Question: Do you regard Mother Goose as sexy? If these readers for children came dressed as Lauren Boebert in crotchy jeans or Ginni Thomas flaunting her bounteous cleavage, they might have a point. But the personas at reading hour tend toward grandma.
“The motivation of dragging is typically not sexual,” The Encyclopedia Britannica explains. That differentiates it from cross-dressing, which “transvestites” do.
Another question: Do you object to violent far-right groups meeting in parks or other public spaces? Because they do. And so how did you feel about the white supremacists in the Patriot Front arrested on their way to menacing a Pride in the Park event in Coeur d’Alene?
This was not an isolated act. In June, the far-right Proud Boys stormed a children’s reading hour at a library in San Lorenzo, California. These defenders of masculine virtue didn’t encounter much in the way of resistance from the 4-year-olds and their moms.
A group of right-wing protesters brought guns to a drag queen story hour at a Eugene, Oregon, pub. A bar happens to be private property.
Nowadays, drag queens perform at corporate and charity events. In a 2000 comedy sketch, Rudy Giuliani frolicked in a blond wig and racy dress. Donald Trump pressed his face in the then-mayor’s chest. Giuliani called Trump “a dirty boy” and slapped him. “Well, you can’t say I didn’t try,” Trump said. Most everyone thought that was funny.

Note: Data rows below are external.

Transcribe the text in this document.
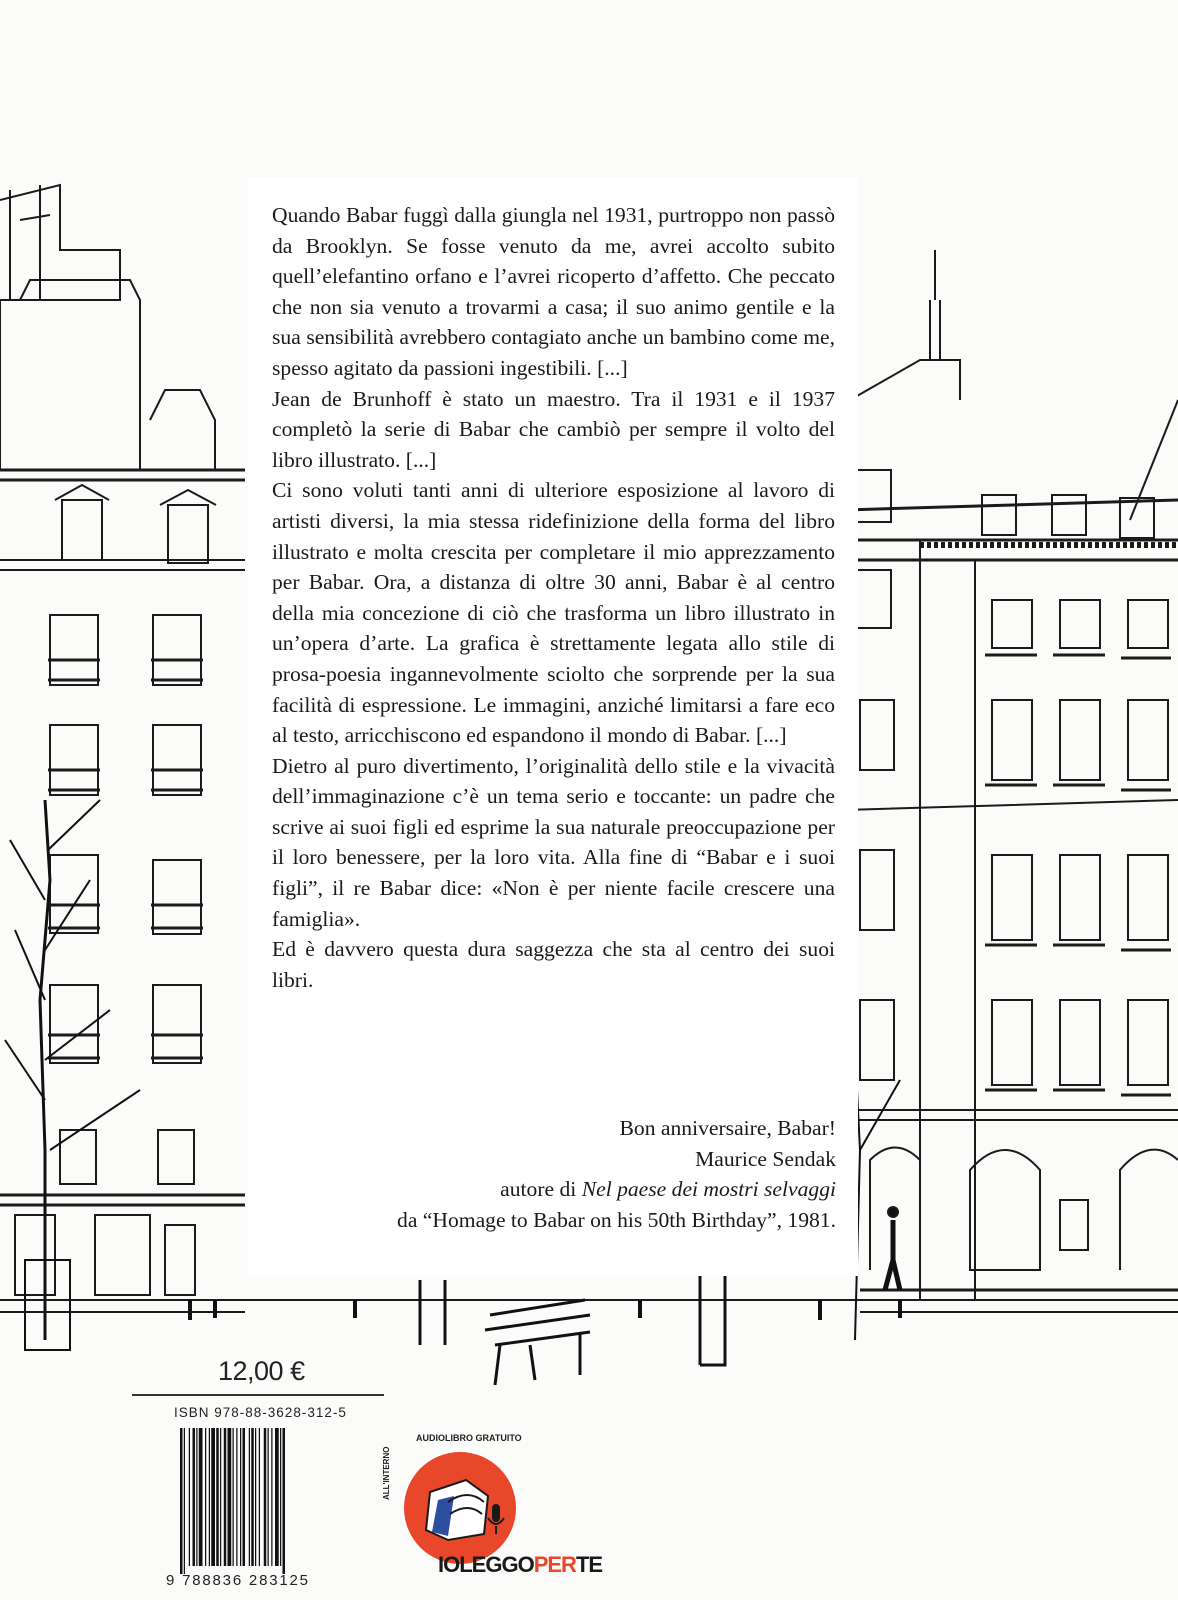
Quando Babar fuggì dalla giungla nel 1931, purtroppo non passò da Brooklyn. Se fosse venuto da me, avrei accolto subito quell’elefantino orfano e l’avrei ricoperto d’affetto. Che peccato che non sia venuto a trovarmi a casa; il suo animo gentile e la sua sensibilità avrebbero contagiato anche un bambino come me, spesso agitato da passioni ingestibili. [...]

Jean de Brunhoff è stato un maestro. Tra il 1931 e il 1937 completò la serie di Babar che cambiò per sempre il volto del libro illustrato. [...]

Ci sono voluti tanti anni di ulteriore esposizione al lavoro di artisti diversi, la mia stessa ridefinizione della forma del libro illustrato e molta crescita per completare il mio apprezzamento per Babar. Ora, a distanza di oltre 30 anni, Babar è al centro della mia concezione di ciò che trasforma un libro illustrato in un’opera d’arte. La grafica è strettamente legata allo stile di prosa-poesia ingannevolmente sciolto che sorprende per la sua facilità di espressione. Le immagini, anziché limitarsi a fare eco al testo, arricchiscono ed espandono il mondo di Babar. [...]

Dietro al puro divertimento, l’originalità dello stile e la vivacità dell’immaginazione c’è un tema serio e toccante: un padre che scrive ai suoi figli ed esprime la sua naturale preoccupazione per il loro benessere, per la loro vita. Alla fine di “Babar e i suoi figli”, il re Babar dice: «Non è per niente facile crescere una famiglia».

Ed è davvero questa dura saggezza che sta al centro dei suoi libri.

Bon anniversaire, Babar!
Maurice Sendak
autore di Nel paese dei mostri selvaggi
da “Homage to Babar on his 50th Birthday”, 1981.
12,00 €
ISBN 978-88-3628-312-5
9 788836 283125
AUDIOLIBRO GRATUITO
ALL'INTERNO
IOLEGGOPERTE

And it was hilariously funny when Jack Lemmon and Tony Curtis went drag as “Daphne” and “Josephine” in “Some Like It Hot” or Dustin Hoffman wore a red sequined gown to get an acting role in “Tootsie.” And did any sane person think that Robin Williams was “grooming” children when he dressed as a family housekeeper in “Mrs. Doubtfire”?
Classic children’s books also include scenes of boys wearing girls’ clothes. Huckleberry Finn dressed as a girl named Sarah. If that’s terrible, the school library should take Mark Twain off its shelves — assuming it hasn’t already.
In sum, parents who want to bring their children and themselves to drag queen reading hours should have every right to do so. Those who don’t like these events don’t have to go.
Wherever you stand, rest assured: The republic will survive drag queens.